Lee and Evelyn Morgan, married 61 years, evacuated from Rancho Bernardo before sunrise. They spent the day in the part of the stadium reserved for older people and the medically needy.
“It’s almost like a picnic,” said Lee, a retired engineer, as he pointed to the food spread. “Then you remember why you’re here, and it’s not a picnic at all.”
At least 233,000 households in San Diego County were asked to evacuate. At 2.7 people per household, which is the county average, that would amount to about 620,000 people. Although all did not necessarily heed the request to leave their homes, enough did to tax evacuation centers and cause massive traffic jams on freeways.
Like a scene out of the movie “War of the Worlds,” traffic northbound on Interstate 5 from Oceanside to San Juan Capistrano was bumper to bumper, cars and trucks loaded with belongings as people headed to relative safety to the north, black smoke darkening the sky behind them.
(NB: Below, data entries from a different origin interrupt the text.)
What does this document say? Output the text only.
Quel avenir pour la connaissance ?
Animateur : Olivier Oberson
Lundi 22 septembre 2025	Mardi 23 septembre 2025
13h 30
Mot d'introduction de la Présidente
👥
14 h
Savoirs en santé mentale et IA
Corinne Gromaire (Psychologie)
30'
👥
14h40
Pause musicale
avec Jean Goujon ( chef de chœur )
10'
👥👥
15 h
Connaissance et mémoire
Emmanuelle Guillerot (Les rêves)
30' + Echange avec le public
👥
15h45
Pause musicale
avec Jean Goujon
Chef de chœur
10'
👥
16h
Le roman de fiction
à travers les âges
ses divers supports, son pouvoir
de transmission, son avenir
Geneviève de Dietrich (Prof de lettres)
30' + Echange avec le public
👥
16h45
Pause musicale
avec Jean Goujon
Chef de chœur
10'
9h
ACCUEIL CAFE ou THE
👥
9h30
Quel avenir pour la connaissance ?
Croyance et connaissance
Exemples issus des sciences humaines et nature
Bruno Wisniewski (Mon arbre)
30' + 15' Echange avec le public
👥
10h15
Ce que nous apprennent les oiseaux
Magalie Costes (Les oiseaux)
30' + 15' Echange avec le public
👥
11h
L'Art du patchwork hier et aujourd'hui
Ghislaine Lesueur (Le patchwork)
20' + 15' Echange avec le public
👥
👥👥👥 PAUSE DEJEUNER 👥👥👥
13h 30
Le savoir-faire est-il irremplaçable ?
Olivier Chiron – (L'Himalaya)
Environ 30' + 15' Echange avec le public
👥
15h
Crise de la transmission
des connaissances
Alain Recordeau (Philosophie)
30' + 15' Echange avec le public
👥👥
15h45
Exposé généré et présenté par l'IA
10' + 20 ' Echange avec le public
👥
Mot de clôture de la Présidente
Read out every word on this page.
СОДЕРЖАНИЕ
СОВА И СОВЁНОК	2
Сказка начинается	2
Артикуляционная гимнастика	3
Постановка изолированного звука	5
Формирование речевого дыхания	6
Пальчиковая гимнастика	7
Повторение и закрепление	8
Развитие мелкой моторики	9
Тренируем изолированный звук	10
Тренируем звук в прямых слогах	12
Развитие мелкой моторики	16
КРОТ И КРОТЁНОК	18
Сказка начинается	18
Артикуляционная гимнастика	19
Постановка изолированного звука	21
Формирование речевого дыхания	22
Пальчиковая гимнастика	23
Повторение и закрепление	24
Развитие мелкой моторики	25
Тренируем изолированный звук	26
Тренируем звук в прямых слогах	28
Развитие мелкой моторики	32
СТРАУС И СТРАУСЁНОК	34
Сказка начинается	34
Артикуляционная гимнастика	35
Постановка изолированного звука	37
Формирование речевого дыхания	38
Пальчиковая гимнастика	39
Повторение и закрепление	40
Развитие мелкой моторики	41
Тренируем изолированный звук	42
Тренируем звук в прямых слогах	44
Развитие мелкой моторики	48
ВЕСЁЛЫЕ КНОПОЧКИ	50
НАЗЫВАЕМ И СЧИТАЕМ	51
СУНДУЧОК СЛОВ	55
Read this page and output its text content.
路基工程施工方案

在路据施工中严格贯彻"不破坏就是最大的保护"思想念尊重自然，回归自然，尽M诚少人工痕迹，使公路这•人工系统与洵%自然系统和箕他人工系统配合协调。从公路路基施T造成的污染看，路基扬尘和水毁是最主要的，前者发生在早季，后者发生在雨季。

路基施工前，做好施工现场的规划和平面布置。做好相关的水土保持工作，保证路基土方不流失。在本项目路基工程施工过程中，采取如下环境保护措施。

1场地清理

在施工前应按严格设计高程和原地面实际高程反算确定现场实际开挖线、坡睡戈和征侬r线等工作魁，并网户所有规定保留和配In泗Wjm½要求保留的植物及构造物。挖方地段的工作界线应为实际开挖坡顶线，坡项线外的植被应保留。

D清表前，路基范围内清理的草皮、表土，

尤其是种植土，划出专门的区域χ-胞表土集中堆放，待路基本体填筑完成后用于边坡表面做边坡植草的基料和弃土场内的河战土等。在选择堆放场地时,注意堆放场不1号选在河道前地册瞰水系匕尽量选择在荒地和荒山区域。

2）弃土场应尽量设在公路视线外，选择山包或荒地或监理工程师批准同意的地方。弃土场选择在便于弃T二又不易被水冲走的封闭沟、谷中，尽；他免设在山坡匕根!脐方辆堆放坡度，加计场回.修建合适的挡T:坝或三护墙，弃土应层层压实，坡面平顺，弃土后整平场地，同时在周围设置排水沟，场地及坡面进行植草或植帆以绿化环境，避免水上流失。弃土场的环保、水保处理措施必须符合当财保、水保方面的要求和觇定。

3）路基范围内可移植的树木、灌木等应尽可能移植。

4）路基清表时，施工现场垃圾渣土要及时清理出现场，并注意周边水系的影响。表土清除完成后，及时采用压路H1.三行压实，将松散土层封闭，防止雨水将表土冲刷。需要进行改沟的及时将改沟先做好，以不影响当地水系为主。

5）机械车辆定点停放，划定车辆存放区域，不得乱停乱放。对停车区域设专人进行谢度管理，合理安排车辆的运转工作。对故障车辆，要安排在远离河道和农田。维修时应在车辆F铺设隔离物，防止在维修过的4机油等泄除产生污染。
Schwarzenegger spoke to President Bush twice about the fires, his office said. The first call was initiated by Bush, who asked if there was anything the federal government could do to help. Later, Schwarzenegger called Bush to ask if the military at Camp Pendleton could make resources such as cots, blankets and water available to evacuees. The White House did not immediately respond.
Throughout the region, people were forced to make difficult decisions -- whether to evacuate or, if they had to leave, what to take.
As flames slowly made their way toward Stevenson Ranch late Monday afternoon, Ava Raich was packing valuables when a sheriff’s deputy warned residents of a mandatory evacuation. Raich, who has five children, including twins, a boy and a girl in the first grade, said she packed computers, important family papers and photographs.
“I packed each of the younger kids’ special blankets,” she said. “I also packed my grandfather’s WW II Marine uniform and his purple heart. It’s that kind of stuff you can’t replace.”
In Escondido, about 70 cars were stopped on an overpass of Interstate 15 as people watched their million-dollar homes burn. The cars were crammed with possessions and animals.
Cindi Stetson, 44, lives in the Montclair neighborhood of Escondido. She was stopped with her children, Kelly, 10, and Jackson, 6, in the back seat of their car, along with the family cat, Max. Stetson was an old hand at the fire evacuation scene.
“You have to keep a balance between fear and calm,” she said. “We had the same fear four years ago, and we packed better this time.”
As she spoke, her cellphone rang. It was her husband, Bill, a San Diego police officer.
“Honey,” he said, “I think our house is going.”